When did you come to Bowen?
It would have been a couple of days after July 10, 1991, which is when I was born. So I am one of those born and raised kids.
That answers my next question – how did you come to be on Bowen?
My parents lived here. And so I did as well.
Have you always lived here? Or did you leave and come back?
I lived here until I was about 22 or so. And then spent the last eight or nine years in the city, Vancouver, and just came back, mostly due to COVID in February. So I’ve been back here for the last six months or so.
Amazing. I was just at Tunstall reading my book. And then I come back here and on the way back. I see two or three friends who waved to me from their cars. It’s really wonderful to be back and kind of shocking that it took me this long to get here.
Where on Bowen do you live?
Fill the ferry lineup gap or don’t fill the gap?
One hundred per cent, fill the gap. And if you don’t, why?
What’s your favourite Bowen fact or story?

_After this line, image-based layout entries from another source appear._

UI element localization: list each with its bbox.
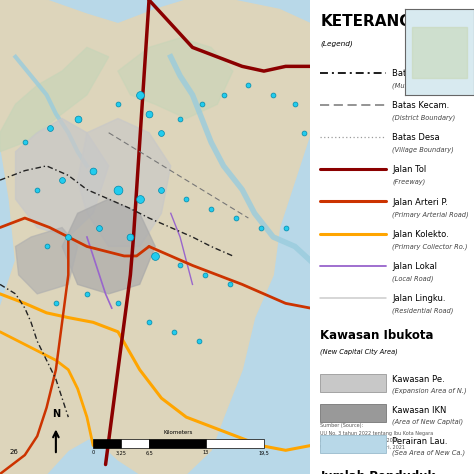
Text: Sumber (Source):
UU No. 3 tahun 2022 tentang Ibu Kota Negara
Rupa Bumi Indonesia: Sumber (Source): UU No. 3 tahun 2022 ten… <box>320 423 434 450</box>
Text: (New Capital City Area): (New Capital City Area) <box>320 349 398 356</box>
Bar <box>206 439 264 448</box>
Polygon shape <box>0 0 310 474</box>
Text: Batas Kecam.: Batas Kecam. <box>392 101 449 110</box>
Text: (Primary Collector Ro.): (Primary Collector Ro.) <box>392 243 468 250</box>
Bar <box>320 374 386 392</box>
Text: Kawasan Pe.: Kawasan Pe. <box>392 375 445 384</box>
Text: Batas Kabup.: Batas Kabup. <box>392 69 448 78</box>
Text: KETERANGAN: KETERANGAN <box>320 14 437 29</box>
Text: Batas Desa: Batas Desa <box>392 133 440 142</box>
Text: 6,5: 6,5 <box>146 450 154 456</box>
Bar <box>412 27 467 78</box>
Text: Jalan Tol: Jalan Tol <box>392 165 427 174</box>
Polygon shape <box>62 199 155 294</box>
Text: (Primary Arterial Road): (Primary Arterial Road) <box>392 211 469 218</box>
Bar <box>93 439 121 448</box>
Bar <box>121 439 149 448</box>
Polygon shape <box>78 118 171 246</box>
Text: 3,25: 3,25 <box>116 450 127 456</box>
Text: Kawasan IKN: Kawasan IKN <box>392 406 447 415</box>
Text: Jalan Arteri P.: Jalan Arteri P. <box>392 198 448 207</box>
Polygon shape <box>16 118 109 237</box>
Text: 13: 13 <box>203 450 209 456</box>
Text: (Legend): (Legend) <box>320 40 353 47</box>
Text: (Sea Area of New Ca.): (Sea Area of New Ca.) <box>392 449 465 456</box>
Text: (Expansion Area of N.): (Expansion Area of N.) <box>392 388 467 394</box>
Text: Perairan Lau.: Perairan Lau. <box>392 437 448 446</box>
Text: (Freeway): (Freeway) <box>392 179 426 185</box>
Polygon shape <box>202 275 310 474</box>
Text: 0: 0 <box>91 450 95 456</box>
Text: 26: 26 <box>9 449 18 455</box>
Bar <box>320 404 386 422</box>
Text: (Area of New Capital): (Area of New Capital) <box>392 419 464 425</box>
Text: Jumlah Penduduk: Jumlah Penduduk <box>320 470 436 474</box>
Text: (Residential Road): (Residential Road) <box>392 308 454 314</box>
Text: Kilometers: Kilometers <box>164 429 193 435</box>
Bar <box>149 439 206 448</box>
Text: Jalan Kolekto.: Jalan Kolekto. <box>392 230 449 239</box>
Polygon shape <box>0 47 109 152</box>
Text: (Local Road): (Local Road) <box>392 275 434 282</box>
Text: Kawasan Ibukota: Kawasan Ibukota <box>320 329 434 342</box>
Bar <box>320 435 386 453</box>
Text: Jalan Lingku.: Jalan Lingku. <box>392 294 446 303</box>
Text: 19,5: 19,5 <box>258 450 269 456</box>
Text: (Municipal Boundary): (Municipal Boundary) <box>392 82 463 89</box>
Text: Jalan Lokal: Jalan Lokal <box>392 262 437 271</box>
Polygon shape <box>16 228 78 294</box>
Text: (District Boundary): (District Boundary) <box>392 114 456 121</box>
Polygon shape <box>118 38 233 118</box>
Text: N: N <box>52 410 60 419</box>
Text: (Village Boundary): (Village Boundary) <box>392 146 454 153</box>
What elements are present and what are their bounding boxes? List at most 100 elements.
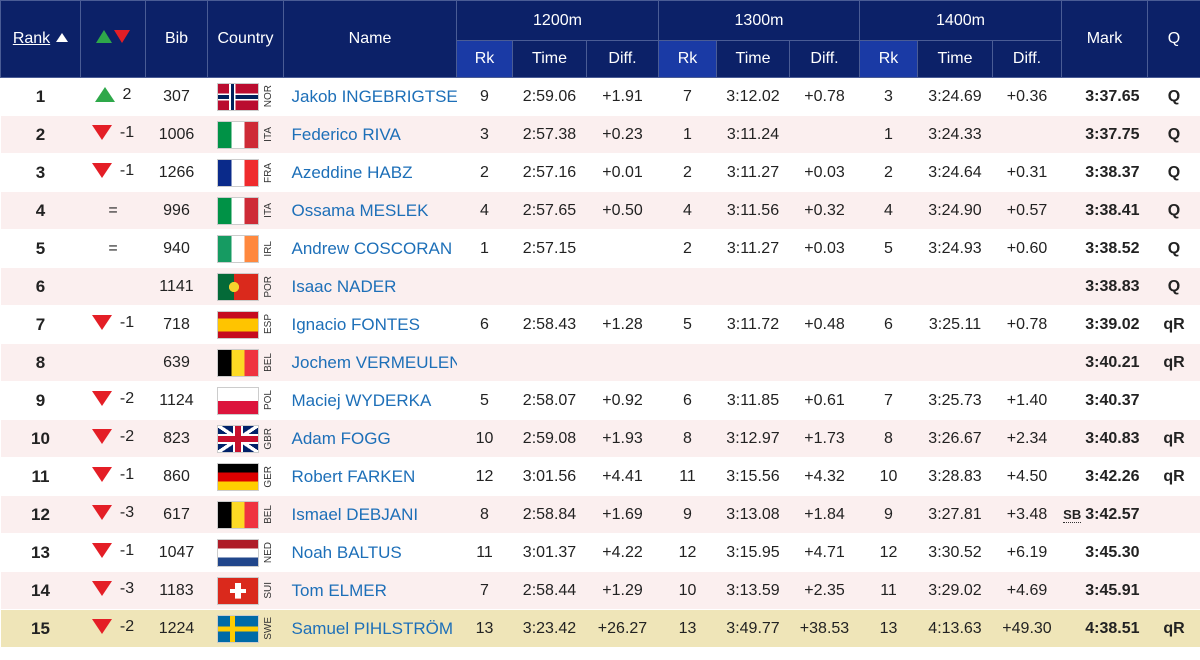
split-rank-cell: 9: [456, 77, 513, 116]
qualification-cell: qR: [1147, 609, 1200, 648]
country-cell: SWE: [207, 609, 284, 648]
bib-cell: 718: [145, 305, 208, 344]
table-row: 14 -3 1183 SUI Tom ELMER 7 2:58.44 +1.29 10 3:13.…: [0, 571, 1200, 610]
athlete-name-link[interactable]: Samuel PIHLSTRÖM: [283, 609, 457, 648]
split-diff-cell: +0.78: [992, 305, 1062, 344]
split-rank-cell: 4: [456, 191, 513, 230]
rank-change-value: =: [108, 201, 118, 219]
bel-flag-icon: [217, 500, 259, 529]
split-time-cell: 2:59.08: [512, 419, 587, 458]
split-rank-cell: 7: [859, 381, 918, 420]
bib-cell: 1183: [145, 571, 208, 610]
country-code: NOR: [263, 85, 274, 108]
athlete-name-link[interactable]: Noah BALTUS: [283, 533, 457, 572]
split-rank-cell: 8: [456, 495, 513, 534]
rank-change-value: -1: [119, 161, 135, 179]
athlete-name-link[interactable]: Isaac NADER: [283, 267, 457, 306]
rank-change-value: -1: [119, 313, 135, 331]
split-diff-header: Diff.: [992, 40, 1062, 78]
mark-value: 3:42.57: [1085, 505, 1140, 523]
split-rank-cell: [658, 267, 717, 306]
athlete-name-link[interactable]: Ismael DEBJANI: [283, 495, 457, 534]
split-diff-cell: +0.23: [586, 115, 659, 154]
split-time-cell: 3:11.24: [716, 115, 790, 154]
split-diff-cell: +0.03: [789, 229, 860, 268]
country-cell: GBR: [207, 419, 284, 458]
irl-flag-icon: [217, 234, 259, 263]
split-rank-cell: 6: [658, 381, 717, 420]
down-arrow-icon: [91, 315, 112, 331]
country-code: POL: [263, 390, 274, 411]
rank-change-cell: -3: [80, 495, 146, 534]
split-diff-cell: +49.30: [992, 609, 1062, 648]
mark-value: 3:37.65: [1085, 87, 1140, 105]
rank-change-value: 2: [122, 85, 132, 103]
rank-change-cell: [80, 267, 146, 306]
rank-change-cell: -1: [80, 115, 146, 154]
split-diff-cell: +2.34: [992, 419, 1062, 458]
split-time-cell: [512, 343, 587, 382]
split-diff-cell: +1.91: [586, 77, 659, 116]
split-time-cell: 3:24.93: [917, 229, 993, 268]
split-time-cell: [917, 343, 993, 382]
down-arrow-icon: [114, 30, 130, 43]
split-rank-cell: 4: [658, 191, 717, 230]
split-rank-cell: 2: [456, 153, 513, 192]
athlete-name-link[interactable]: Adam FOGG: [283, 419, 457, 458]
bib-cell: 1224: [145, 609, 208, 648]
country-cell: POR: [207, 267, 284, 306]
athlete-name-link[interactable]: Azeddine HABZ: [283, 153, 457, 192]
bib-cell: 617: [145, 495, 208, 534]
split-diff-cell: +0.48: [789, 305, 860, 344]
split-rank-cell: [456, 343, 513, 382]
qualification-cell: Q: [1147, 191, 1200, 230]
split-rk-header: Rk: [456, 40, 513, 78]
athlete-name-link[interactable]: Maciej WYDERKA: [283, 381, 457, 420]
split-rank-cell: 6: [456, 305, 513, 344]
athlete-name-link[interactable]: Ignacio FONTES: [283, 305, 457, 344]
split-time-cell: 3:24.64: [917, 153, 993, 192]
split-1400m-header: 1400m: [859, 0, 1062, 41]
athlete-name-link[interactable]: Ossama MESLEK: [283, 191, 457, 230]
rank-change-cell: -1: [80, 533, 146, 572]
split-rank-cell: 5: [456, 381, 513, 420]
qualification-cell: qR: [1147, 343, 1200, 382]
athlete-name-link[interactable]: Robert FARKEN: [283, 457, 457, 496]
split-diff-cell: +4.22: [586, 533, 659, 572]
mark-value: 3:39.02: [1085, 315, 1140, 333]
athlete-name-link[interactable]: Andrew COSCORAN: [283, 229, 457, 268]
mark-cell: 3:38.41: [1061, 191, 1148, 230]
rank-change-cell: -1: [80, 153, 146, 192]
split-diff-cell: [992, 115, 1062, 154]
split-time-cell: [512, 267, 587, 306]
qualification-cell: qR: [1147, 305, 1200, 344]
split-time-cell: 3:11.56: [716, 191, 790, 230]
bib-cell: 639: [145, 343, 208, 382]
split-diff-cell: +1.84: [789, 495, 860, 534]
split-diff-cell: +1.40: [992, 381, 1062, 420]
athlete-name-link[interactable]: Jakob INGEBRIGTSEN: [283, 77, 457, 116]
rank-cell: 14: [0, 571, 81, 610]
rank-cell: 10: [0, 419, 81, 458]
country-cell: ITA: [207, 191, 284, 230]
bib-cell: 996: [145, 191, 208, 230]
split-time-cell: 3:11.27: [716, 153, 790, 192]
athlete-name-link[interactable]: Jochem VERMEULEN: [283, 343, 457, 382]
split-time-header: Time: [917, 40, 993, 78]
ger-flag-icon: [217, 462, 259, 491]
rank-cell: 3: [0, 153, 81, 192]
rank-change-cell: -2: [80, 609, 146, 648]
pol-flag-icon: [217, 386, 259, 415]
split-rank-cell: 10: [658, 571, 717, 610]
split-diff-cell: +2.35: [789, 571, 860, 610]
rank-header[interactable]: Rank: [0, 0, 81, 78]
athlete-name-link[interactable]: Federico RIVA: [283, 115, 457, 154]
country-code: SUI: [263, 582, 274, 599]
athlete-name-link[interactable]: Tom ELMER: [283, 571, 457, 610]
down-arrow-icon: [91, 467, 112, 483]
country-cell: BEL: [207, 343, 284, 382]
split-time-cell: 3:24.69: [917, 77, 993, 116]
down-arrow-icon: [91, 581, 112, 597]
rank-sort-link[interactable]: Rank: [12, 30, 51, 47]
rank-change-value: -3: [119, 579, 135, 597]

That I have been involved with at least five first-place blue ribbons with the Union Steamship Marina’s Bowfest float. I think the broader favourite thing about Bowen is Bowfest in the sense of community and the history and nostalgia behind so many of our favourite events in the summertime and particularly the nonsense and fun of the Bowfest parade. It’s those kinds of things that I’m missing the most with COVID-19, of just being able to come together as a community and wear stupid costumes and dress up with your friends, coworkers or whoever. I’m looking forward to the future with more Bowfest and hopefully more first-place blue ribbons. We will see.
What’s something Bowen Islanders have in common?
I think just that they care for each other, which is really rare and very beautiful.
What’s your favourite COVID-19 balm or activity?
Hiking every morning with my dog, who is now not allowed of-leash since she discovered deer when we moved here.